Peterson meets Cavendish and reveals his intent to sell records of every drug deal made through the studio to the highest bidder, which would destroy O'Reilly's reputation. As Marlowe arrives, Cavendish betrays Peterson, setting him and the evidence on fire. Marlowe deduces that she wanted him to find Peterson to ensure he was dead, and O'Reilly will now be indebted to her. He chooses not to turn her in but takes her gun.

Sometime later, Cavendish has become vice president of the studio and is attempting to reconcile with her mother, who has returned to acting. She offers Marlowe a job as the head of security, but he instead recommends Cedric. He later gives Cavendish's gun to Cedric for security.

==Production==
Marlowe is actor Liam Neeson's 100th film. William Monahan wrote the screenplay, adapting it from the 2014 novel The Black-Eyed Blonde by John Banville. Neeson came on board to star in March 2017, and Neil Jordan signed on to direct in June 2021. Additional castings were announced in November 2021.

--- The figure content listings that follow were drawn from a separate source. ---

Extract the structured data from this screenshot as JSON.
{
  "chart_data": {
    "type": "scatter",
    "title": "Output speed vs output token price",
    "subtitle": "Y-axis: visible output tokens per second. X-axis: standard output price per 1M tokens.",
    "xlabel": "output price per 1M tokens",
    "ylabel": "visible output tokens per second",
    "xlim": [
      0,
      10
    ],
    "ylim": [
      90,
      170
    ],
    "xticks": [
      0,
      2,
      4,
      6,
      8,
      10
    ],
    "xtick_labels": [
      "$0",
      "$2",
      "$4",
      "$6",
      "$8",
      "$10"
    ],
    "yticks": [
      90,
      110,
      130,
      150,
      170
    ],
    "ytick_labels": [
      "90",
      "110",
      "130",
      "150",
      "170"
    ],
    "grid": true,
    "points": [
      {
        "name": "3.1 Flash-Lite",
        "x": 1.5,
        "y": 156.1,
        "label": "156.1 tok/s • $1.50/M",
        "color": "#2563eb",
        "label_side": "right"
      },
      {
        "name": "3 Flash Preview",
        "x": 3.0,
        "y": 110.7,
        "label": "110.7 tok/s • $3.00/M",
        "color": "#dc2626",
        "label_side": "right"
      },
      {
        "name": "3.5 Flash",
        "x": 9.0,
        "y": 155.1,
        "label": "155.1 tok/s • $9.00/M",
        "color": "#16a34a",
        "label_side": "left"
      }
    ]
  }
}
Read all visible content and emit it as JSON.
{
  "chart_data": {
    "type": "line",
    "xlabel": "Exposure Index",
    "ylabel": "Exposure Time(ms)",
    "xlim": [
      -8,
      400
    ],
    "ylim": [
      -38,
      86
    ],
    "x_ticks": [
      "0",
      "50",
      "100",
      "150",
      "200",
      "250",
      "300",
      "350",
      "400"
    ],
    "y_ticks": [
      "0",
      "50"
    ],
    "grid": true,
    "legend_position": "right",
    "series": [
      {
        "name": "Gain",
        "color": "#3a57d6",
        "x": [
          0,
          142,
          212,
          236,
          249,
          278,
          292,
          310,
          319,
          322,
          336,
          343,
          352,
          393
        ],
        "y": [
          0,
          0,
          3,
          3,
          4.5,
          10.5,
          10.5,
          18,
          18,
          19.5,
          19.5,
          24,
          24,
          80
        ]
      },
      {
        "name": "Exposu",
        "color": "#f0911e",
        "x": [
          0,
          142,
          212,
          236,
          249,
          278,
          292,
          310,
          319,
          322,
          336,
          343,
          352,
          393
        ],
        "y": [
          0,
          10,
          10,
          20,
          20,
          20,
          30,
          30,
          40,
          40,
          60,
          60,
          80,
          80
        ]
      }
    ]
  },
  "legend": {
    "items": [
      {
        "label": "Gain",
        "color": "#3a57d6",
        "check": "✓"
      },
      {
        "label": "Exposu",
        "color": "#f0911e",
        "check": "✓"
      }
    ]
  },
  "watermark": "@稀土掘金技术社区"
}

Principal photography took place for two months, starting in November 2021. Filming for exterior scenes set in Los Angeles took place in Barcelona, Spain, while interior scenes were shot in Dublin, Ireland. Jordan cited the 1982 film Blade Runner as an influence on the film's look, stating, "I'm making a film set in L.A. in the past, but somehow it's a sci-fi film. […] It was a good reference for the designers and camera team."

==Release==
Marlowe had its world premiere on 24 September 2022, as the closing film of the 70th San Sebastián International Film Festival. It was originally set for a 2 December 2022 release in the United States, but was delayed to 15 February 2023.

==Reception==
===Box office===
The film made $1.8 million in its opening weekend (and a total of $2.9 million over its first five days) from 2,281 theaters, finishing in eighth.

===Critical response===
On Rotten Tomatoes, the film has a 26% rating based on 108 reviews, with an average rating of 4.9/10. The critics consensus reads: "Liam Neeson isn't necessarily a bad fit for the classic character, but Marlowe fails to make a case for itself as either a worthwhile franchise extension or a fun mystery in its own right." Metacritic assigned the film a weighted average score of 41 out of 100, based on 24 critics, indicating "mixed or average reviews". Audiences polled by PostTrak gave the film a 51% positive score, with 27% saying they would "definitely recommend" it.

Reviewing from the San Sebastián International Film Festival, Screen Daily wrote, "With some crunchingly incongruous gags about famous screen MacGuffins, the knowing screenplay by Jordan and William Monahan...doesn't feel devious enough in its plotting or sufficiently fresh in reimagining either its hero or his LA world". Guy Lodge from Variety wrote in his review, "Jordan's film is both resolutely conservative in its period framing and irksomely postmodern in its audience pandering".

After its theatrical release, a review from Chicago Sun-Timess Richard Roeper said, "Thanks to the high-end production values, the juicy script and the vigorous performances from that first-rate cast, it's great to see another iteration of Marlowe on the case". Mick LaSalle writing for San Francisco Chronicle said, "It's not a terrible movie, but a terribly misbegotten one, off in all its details. This is the work of a reasonable, intelligent director, Neil Jordan...who had a bad idea and then compounded it with wrong choices and crazy casting." Frank Scheck from The Hollywood Reporter wrote, "But for all the authentic genre tropes on display, Marlowe never comes to life on its own, lacking the verve or wit to make it feel anything other than a great pop song played by a mediocre cover band".